In 1791 the Spanish Ship Santa Saturnina entered Barkley Sound, marking the first European contact with the indigenous people living in the area. Over the next 100 years the Tseshaht and other First Nations in the area suffered enormous population declines, primarily from diseases such as smallpox that were brought by the European explorers.

By 1865 the island was labelled on British Admiralty charts as Hawkins Island. In 1893 John W. Benson purchased the island and proceeded to build a large home on the east side of the island. The home was later expanded into a hotel for visitors. On November 19, 1922 the Victoria Colonist newspaper reported that the island "had a small hotel worth visiting. There were about ten acres cleared and a portion of it was planted in a garden and orchard to supply the hotel. The island and hotel are owned by Mrs. Benson, widow of an old-time sealing captain, and one of the early pioneers of the West Coast of Vancouver Island."

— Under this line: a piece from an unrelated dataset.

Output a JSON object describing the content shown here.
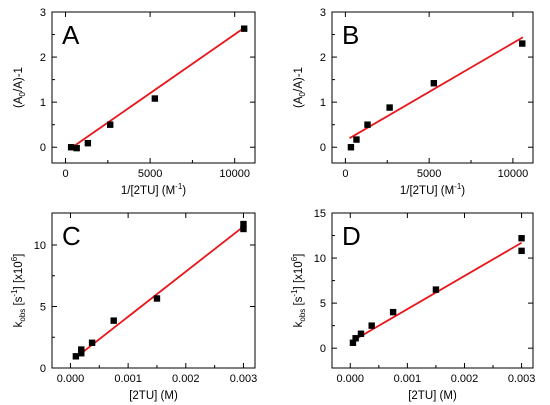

In 1970 most of the Broken Group islands, including Benson, were included in the newly designated Pacific Rim National Park Reserve. The island has been a popular destination for sea kayakers, recreational sailors and other visitors to the area.

In 2009 Parks Canada and the Tseshaht First Nation reached an agreement to prohibit all camping on the island due to its cultural significance. An interpretive display about the importance of the island was installed in 2012. It includes a tall wooden house standing post carved by Tseshaht artist Gordon Dick. Day trips are still permitted so that visitors may learn about the Tseshaht history.